Quem sonha em conhecer o Espírito Santo, vai curtir esse vídeo especialmente selecionado do canal Luzer On The Trip – Edivan e Camila, que conta com mais de 34 mil visualizações, onde Edivan e Camila exploram a cultura italiana e as belezas de Santa Teresa:
Quando o clima favorece cada tipo de passeio?
O clima de montanha mantém a serra capixaba amena durante todo o ano. Veja como cada estação influencia a experiência:
Temperaturas aproximadas com base no Climatempo. Condições podem variar.
Festas que mantêm viva a herança trentina
O calendário cultural reúne celebrações tradicionais que atravessam gerações. A Festa do Vinho e da Uva, organizada com apoio da Secretaria de Estado do Turismo (Setur), já chegou à 25ª edição e mantém rituais como a Pisa da Uva e a Passarela da Uva pelas ruas do centro.
A Festa do Imigrante Italiano acontece entre junho e julho e celebra a chegada das primeiras famílias trentinas e vênetas. Outros eventos do calendário incluem o Festival Nostra Cultura, em outubro, a Serenata Italiana, em julho, e a Carretela Del Vin, que recria a procissão tradicional da uva colhida nas vinícolas locais.
Como chegar a Santa Teresa
O acesso a partir de Vitória é direto e leva cerca de 1h30 de carro.

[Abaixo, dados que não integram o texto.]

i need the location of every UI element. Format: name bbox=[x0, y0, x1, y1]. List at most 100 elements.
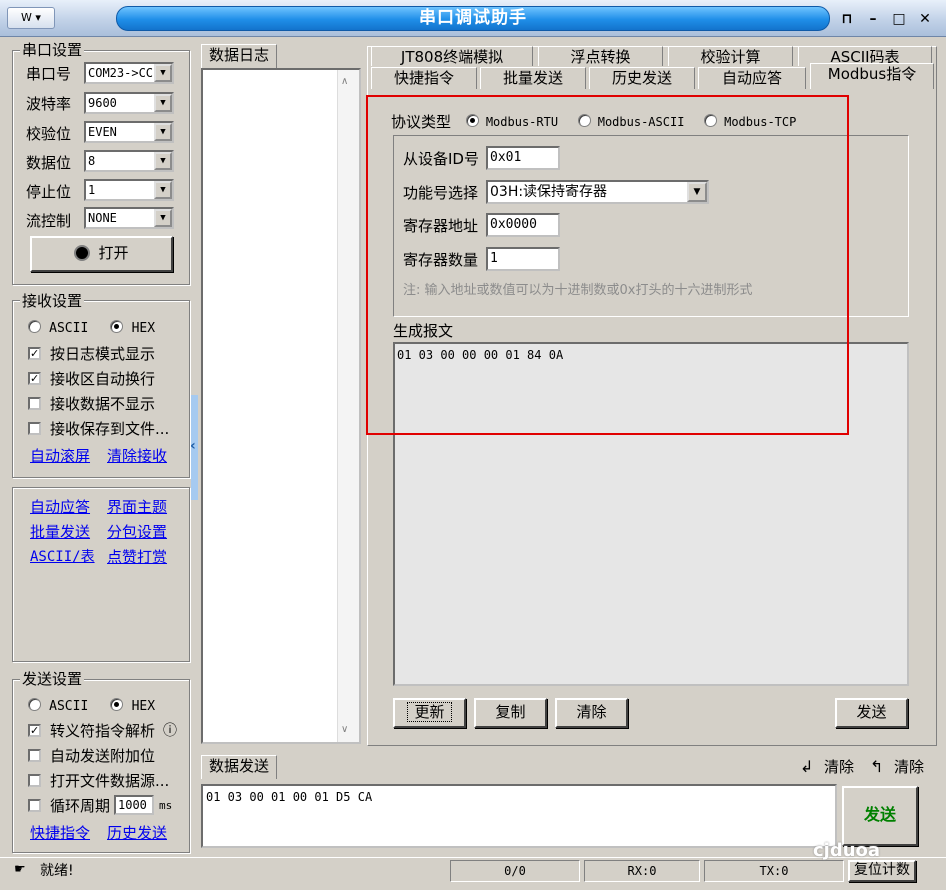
tab-data-log[interactable]: 数据日志 bbox=[201, 44, 277, 68]
save-file-checkbox[interactable] bbox=[28, 422, 41, 435]
info-icon[interactable]: ⓘ bbox=[163, 721, 177, 741]
clear-log-icon[interactable]: ↰ bbox=[870, 757, 883, 777]
baud-select[interactable]: 9600 ▼ bbox=[84, 92, 174, 114]
send-button[interactable]: 发送 bbox=[842, 786, 918, 846]
send-settings-title: 发送设置 bbox=[20, 670, 85, 688]
quick-cmd-link[interactable]: 快捷指令 bbox=[30, 823, 90, 843]
flow-value: NONE bbox=[88, 211, 117, 225]
tab-batch-send[interactable]: 批量发送 bbox=[480, 67, 586, 89]
parity-value: EVEN bbox=[88, 125, 117, 139]
databits-select[interactable]: 8 ▼ bbox=[84, 150, 174, 172]
hide-data-checkbox[interactable] bbox=[28, 397, 41, 410]
save-file-label: 接收保存到文件... bbox=[50, 420, 170, 438]
scroll-down-icon[interactable]: ∨ bbox=[341, 724, 348, 735]
tab-jt808[interactable]: JT808终端模拟 bbox=[371, 46, 533, 66]
clear-receive-link[interactable]: 清除接收 bbox=[107, 446, 167, 466]
ascii-table-link[interactable]: ASCII/表 bbox=[30, 547, 95, 567]
watermark: cjduoa bbox=[813, 840, 881, 861]
recv-format: ASCII HEX bbox=[28, 320, 155, 336]
tip-link[interactable]: 点赞打赏 bbox=[107, 547, 167, 567]
port-label: 串口号 bbox=[26, 65, 72, 83]
collapse-arrow-icon[interactable]: ‹ bbox=[190, 438, 196, 454]
tab-quick-cmd[interactable]: 快捷指令 bbox=[371, 67, 477, 89]
clear-message-button[interactable]: 清除 bbox=[555, 698, 628, 728]
update-button-label: 更新 bbox=[407, 702, 452, 722]
system-menu-button[interactable]: W ▾ bbox=[7, 7, 55, 29]
minimize-button[interactable]: – bbox=[860, 8, 886, 30]
modbus-send-button[interactable]: 发送 bbox=[835, 698, 908, 728]
log-scrollbar[interactable] bbox=[337, 70, 359, 742]
update-button[interactable]: 更新 bbox=[393, 698, 466, 728]
open-port-button[interactable]: 打开 bbox=[30, 236, 173, 272]
batch-send-link[interactable]: 批量发送 bbox=[30, 522, 90, 542]
tab-checksum[interactable]: 校验计算 bbox=[668, 46, 793, 66]
cycle-label: 循环周期 bbox=[50, 797, 111, 815]
copy-button[interactable]: 复制 bbox=[474, 698, 547, 728]
receive-settings-title: 接收设置 bbox=[20, 292, 85, 310]
tab-data-send[interactable]: 数据发送 bbox=[201, 755, 277, 779]
stopbits-select[interactable]: 1 ▼ bbox=[84, 179, 174, 201]
log-mode-checkbox[interactable]: ✓ bbox=[28, 347, 41, 360]
auto-reply-link[interactable]: 自动应答 bbox=[30, 497, 90, 517]
recv-ascii-label: ASCII bbox=[49, 321, 89, 336]
send-ascii-radio[interactable] bbox=[28, 698, 41, 711]
parity-label: 校验位 bbox=[26, 125, 72, 143]
recv-hex-label: HEX bbox=[131, 321, 156, 336]
cycle-input[interactable]: 1000 bbox=[114, 795, 154, 815]
close-button[interactable]: ✕ bbox=[912, 8, 938, 30]
serial-settings-title: 串口设置 bbox=[20, 41, 85, 59]
reset-count-button[interactable]: 复位计数 bbox=[848, 860, 916, 882]
open-file-label: 打开文件数据源... bbox=[50, 772, 170, 790]
status-icon: ☛ bbox=[14, 862, 26, 877]
stopbits-value: 1 bbox=[88, 183, 96, 197]
escape-checkbox[interactable]: ✓ bbox=[28, 724, 41, 737]
stopbits-label: 停止位 bbox=[26, 183, 72, 201]
tab-auto-reply[interactable]: 自动应答 bbox=[698, 67, 806, 89]
packet-settings-link[interactable]: 分包设置 bbox=[107, 522, 167, 542]
send-data-input[interactable]: 01 03 00 01 00 01 D5 CA bbox=[201, 784, 837, 848]
auto-scroll-link[interactable]: 自动滚屏 bbox=[30, 446, 90, 466]
recv-hex-radio[interactable] bbox=[110, 320, 124, 333]
cycle-unit: ms bbox=[159, 799, 173, 812]
chevron-down-icon[interactable]: ▼ bbox=[154, 123, 172, 141]
open-file-checkbox[interactable] bbox=[28, 774, 41, 787]
flow-select[interactable]: NONE ▼ bbox=[84, 207, 174, 229]
send-ascii-label: ASCII bbox=[49, 699, 89, 714]
tab-modbus[interactable]: Modbus指令 bbox=[810, 63, 934, 89]
send-format: ASCII HEX bbox=[28, 698, 155, 714]
clear-send-icon[interactable]: ↲ bbox=[800, 757, 813, 777]
status-count: 0/0 bbox=[450, 860, 580, 882]
send-hex-radio[interactable] bbox=[110, 698, 124, 711]
databits-label: 数据位 bbox=[26, 154, 72, 172]
cycle-checkbox[interactable] bbox=[28, 799, 41, 812]
status-rx: RX:0 bbox=[584, 860, 700, 882]
tab-history[interactable]: 历史发送 bbox=[589, 67, 695, 89]
clear-send-link[interactable]: 清除 bbox=[824, 756, 854, 778]
chevron-down-icon[interactable]: ▼ bbox=[154, 94, 172, 112]
clear-log-link[interactable]: 清除 bbox=[894, 756, 924, 778]
chevron-down-icon[interactable]: ▼ bbox=[154, 181, 172, 199]
window-controls: ⊓ – □ ✕ bbox=[834, 8, 938, 30]
chevron-down-icon[interactable]: ▼ bbox=[154, 209, 172, 227]
log-mode-label: 按日志模式显示 bbox=[50, 345, 156, 363]
auto-wrap-label: 接收区自动换行 bbox=[50, 370, 156, 388]
theme-link[interactable]: 界面主题 bbox=[107, 497, 167, 517]
escape-label: 转义符指令解析 bbox=[50, 722, 156, 740]
chevron-down-icon[interactable]: ▼ bbox=[154, 152, 172, 170]
chevron-down-icon[interactable]: ▼ bbox=[154, 64, 172, 82]
port-select[interactable]: COM23->CC ▼ bbox=[84, 62, 174, 84]
auto-wrap-checkbox[interactable]: ✓ bbox=[28, 372, 41, 385]
auto-checksum-checkbox[interactable] bbox=[28, 749, 41, 762]
baud-label: 波特率 bbox=[26, 95, 72, 113]
send-hex-label: HEX bbox=[131, 699, 156, 714]
tab-float-convert[interactable]: 浮点转换 bbox=[538, 46, 663, 66]
open-port-label: 打开 bbox=[98, 244, 129, 262]
pin-icon[interactable]: ⊓ bbox=[834, 8, 860, 30]
history-link[interactable]: 历史发送 bbox=[107, 823, 167, 843]
window-title: 串口调试助手 bbox=[116, 6, 830, 31]
scroll-up-icon[interactable]: ∧ bbox=[341, 76, 348, 87]
hide-data-label: 接收数据不显示 bbox=[50, 395, 156, 413]
parity-select[interactable]: EVEN ▼ bbox=[84, 121, 174, 143]
recv-ascii-radio[interactable] bbox=[28, 320, 41, 333]
maximize-button[interactable]: □ bbox=[886, 8, 912, 30]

O percurso mais comum segue pela BR-101 até Fundão e depois pela ES-261, com paisagem serrana arborizada. Outra opção é a BR-262 seguida pela ES-080. Linhas regulares de ônibus operadas pela Viação Lírio dos Vales conectam Vitória à cidade. O aeroporto mais próximo é o de Eurico de Aguiar Salles, em Vitória.

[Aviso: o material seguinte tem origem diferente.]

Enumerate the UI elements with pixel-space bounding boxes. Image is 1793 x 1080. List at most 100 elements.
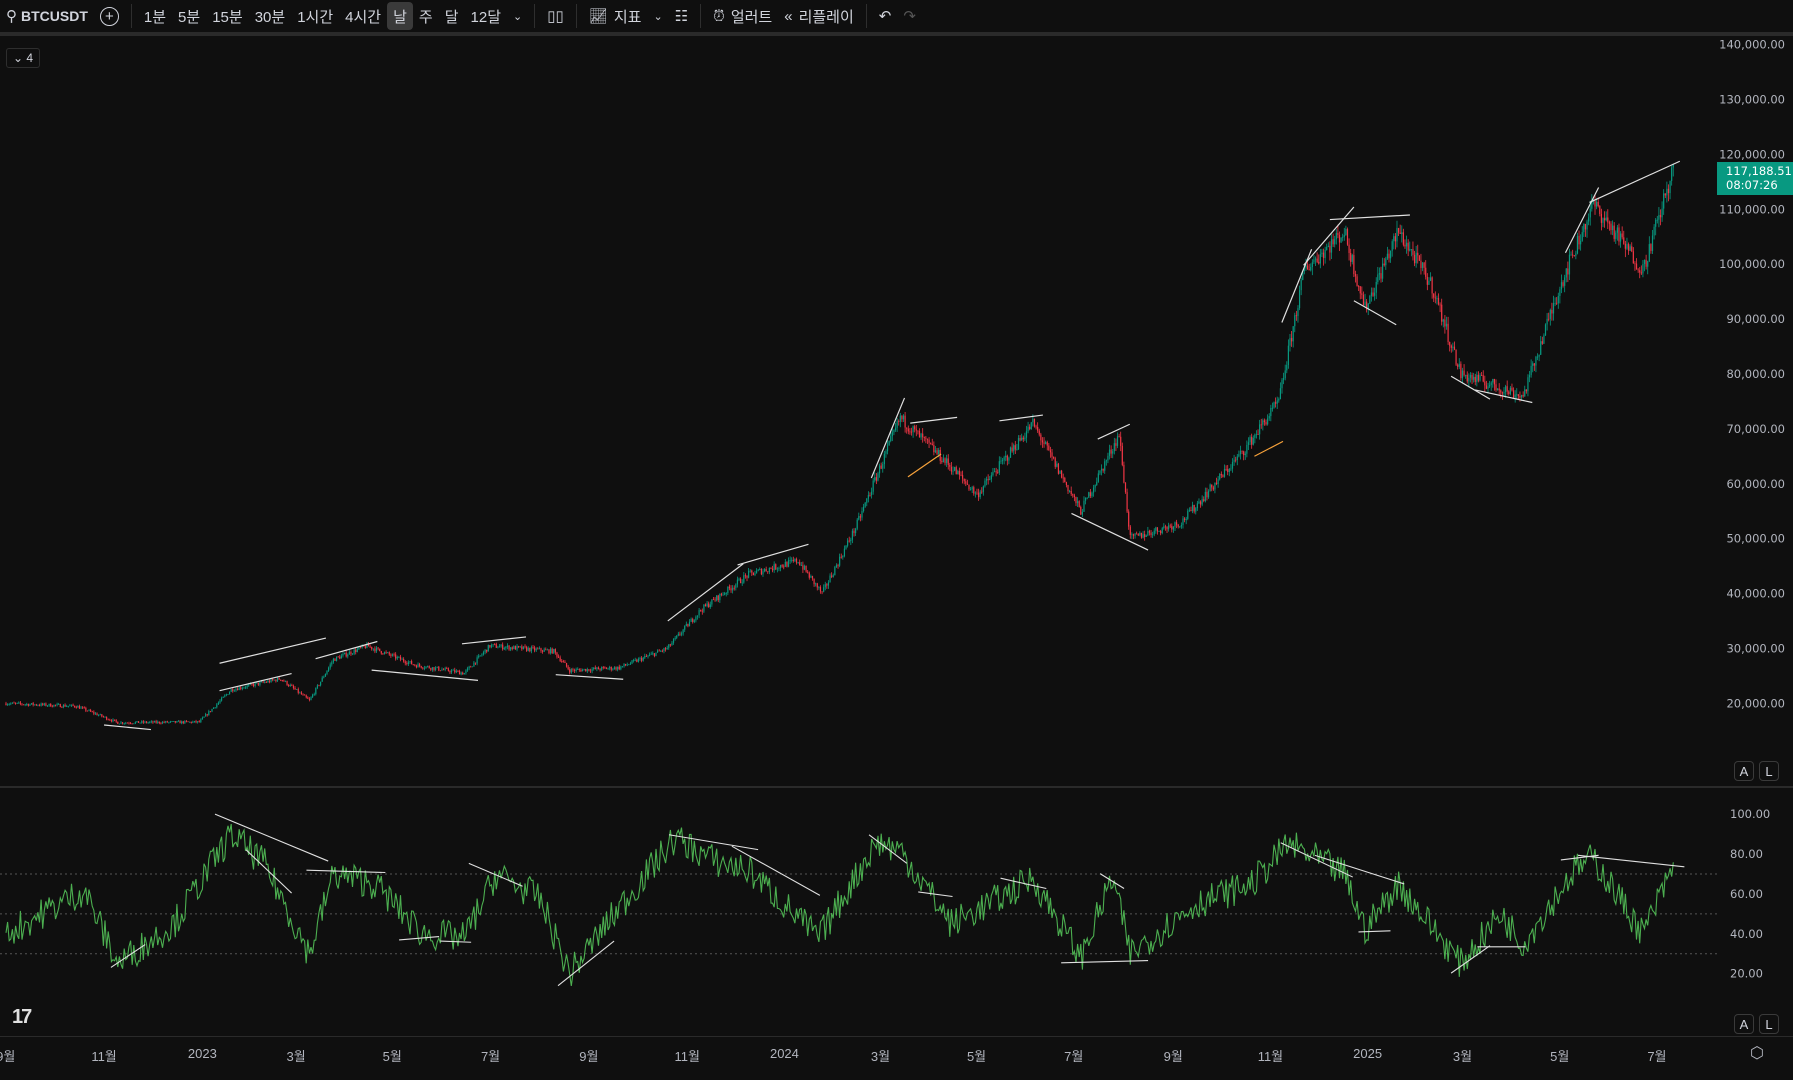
- candle-body: [942, 458, 945, 463]
- alert-button[interactable]: ⏰︎ 얼러트: [707, 2, 778, 30]
- log-scale-button[interactable]: L: [1759, 761, 1779, 781]
- candle-body: [1132, 534, 1135, 536]
- candle-body: [107, 719, 109, 721]
- candle-body: [1097, 473, 1099, 482]
- interval-dropdown[interactable]: ⌄: [507, 2, 528, 30]
- interval-8[interactable]: 달: [439, 2, 465, 30]
- candle-body: [232, 689, 234, 692]
- interval-1[interactable]: 5분: [172, 2, 206, 30]
- interval-7[interactable]: 주: [413, 2, 439, 30]
- candle-body: [815, 583, 817, 585]
- interval-6[interactable]: 날: [387, 2, 413, 30]
- candle-body: [433, 667, 435, 670]
- candle-body: [859, 516, 861, 518]
- price-axis-label: 130,000.00: [1719, 93, 1785, 107]
- candle-body: [709, 604, 711, 608]
- candle-body: [741, 582, 743, 584]
- candle-body: [1449, 342, 1451, 346]
- candle-body: [101, 714, 103, 717]
- candle-body: [878, 465, 881, 474]
- indicators-button[interactable]: 📈︎ 지표: [583, 2, 648, 30]
- settings-icon[interactable]: ⬡: [1750, 1043, 1764, 1063]
- candle-body: [1003, 457, 1005, 461]
- candles-icon: ▯▯: [547, 8, 564, 25]
- candle-body: [481, 654, 483, 656]
- candle-body: [1631, 246, 1633, 252]
- candle-body: [377, 647, 379, 649]
- candle-body: [858, 516, 860, 520]
- candle-body: [660, 650, 662, 652]
- candle-body: [1041, 440, 1044, 443]
- interval-group: 1분 5분 15분 30분 1시간 4시간 날 주 달 12달: [138, 2, 507, 30]
- interval-2[interactable]: 15분: [206, 2, 249, 30]
- price-pane[interactable]: 140,000.00 130,000.00 120,000.00 110,000.00…: [0, 40, 1793, 786]
- candle-body: [551, 648, 553, 654]
- candle-body: [251, 683, 253, 685]
- candle-body: [1040, 434, 1042, 441]
- candle-body: [1144, 534, 1146, 537]
- candle-body: [1022, 437, 1024, 440]
- candle-body: [233, 690, 235, 692]
- candle-body: [490, 645, 493, 648]
- candle-body: [902, 415, 905, 420]
- rsi-pane[interactable]: 100.00 80.00 60.00 40.00 20.00: [0, 788, 1793, 1036]
- candle-body: [842, 556, 844, 558]
- interval-9[interactable]: 12달: [465, 2, 508, 30]
- candle-body: [1310, 267, 1312, 271]
- candle-body: [339, 656, 341, 659]
- candle-body: [1603, 218, 1606, 221]
- time-label: 5월: [966, 1049, 987, 1064]
- candle-body: [58, 704, 60, 705]
- undo-button[interactable]: ↶: [873, 2, 898, 30]
- candle-body: [1072, 494, 1074, 496]
- candle-body: [61, 707, 63, 708]
- rsi-axis-label: 40.00: [1730, 927, 1763, 941]
- chart-type-button[interactable]: ▯▯: [541, 2, 570, 30]
- compare-symbol-button[interactable]: +: [94, 2, 125, 30]
- candle-body: [118, 723, 120, 725]
- candle-body: [1508, 391, 1510, 395]
- tradingview-logo[interactable]: 17: [12, 1006, 32, 1029]
- rsi-trendline: [1099, 873, 1125, 889]
- candle-body: [1179, 526, 1181, 528]
- candle-body: [51, 706, 53, 708]
- price-axis-label: 30,000.00: [1726, 642, 1785, 656]
- time-axis[interactable]: ⬡ 9월 11월 2023 3월 5월 7월 9월 11월 2024 3월 5월 7월 9월 11월 202…: [0, 1036, 1793, 1070]
- candle-body: [534, 647, 536, 651]
- candle-body: [398, 656, 400, 658]
- candle-body: [1329, 245, 1331, 253]
- candle-body: [989, 479, 991, 481]
- symbol-search[interactable]: ⚲ BTCUSDT: [0, 2, 94, 30]
- candle-body: [799, 562, 801, 566]
- indicators-dropdown[interactable]: ⌄: [647, 2, 668, 30]
- candle-body: [353, 649, 355, 654]
- candle-body: [1228, 468, 1230, 473]
- candle-body: [11, 702, 13, 704]
- candle-body: [1150, 532, 1152, 535]
- candle-body: [181, 721, 183, 724]
- interval-3[interactable]: 30분: [249, 2, 292, 30]
- auto-scale-button[interactable]: A: [1734, 761, 1754, 781]
- interval-0[interactable]: 1분: [138, 2, 172, 30]
- candle-body: [1158, 531, 1160, 532]
- candle-body: [832, 575, 834, 577]
- interval-4[interactable]: 1시간: [291, 2, 339, 30]
- replay-button[interactable]: «리플레이: [778, 2, 860, 30]
- candle-body: [395, 654, 397, 659]
- candle-body: [977, 492, 980, 498]
- auto-scale-button-rsi[interactable]: A: [1734, 1014, 1754, 1034]
- candle-body: [917, 430, 919, 432]
- candle-body: [652, 653, 654, 655]
- candle-body: [1391, 241, 1393, 251]
- candle-body: [1011, 447, 1013, 452]
- layouts-button[interactable]: ☷: [669, 2, 694, 30]
- candle-body: [193, 720, 196, 722]
- candle-body: [819, 587, 822, 592]
- log-scale-button-rsi[interactable]: L: [1759, 1014, 1779, 1034]
- candle-body: [489, 645, 491, 648]
- candle-body: [1350, 252, 1352, 262]
- interval-5[interactable]: 4시간: [339, 2, 387, 30]
- redo-button[interactable]: ↷: [897, 2, 922, 30]
- candle-body: [1501, 392, 1503, 394]
- trendline: [555, 674, 624, 680]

Vá conhecer o pedaço da Itália na serra capixaba
A cidade combina três séculos de tradição trentina e vêneta, vinhos artesanais reconhecidos no estado e o ar de vilarejo europeu a poucas horas do litoral. É um dos raros pontos do Brasil onde a memória da imigração italiana segue viva no dia a dia.
Você precisa subir a serra capixaba e conhecer Santa Teresa, a cidade onde o sotaque, a uva e o pão ainda obedecem à receita trazida em 1874.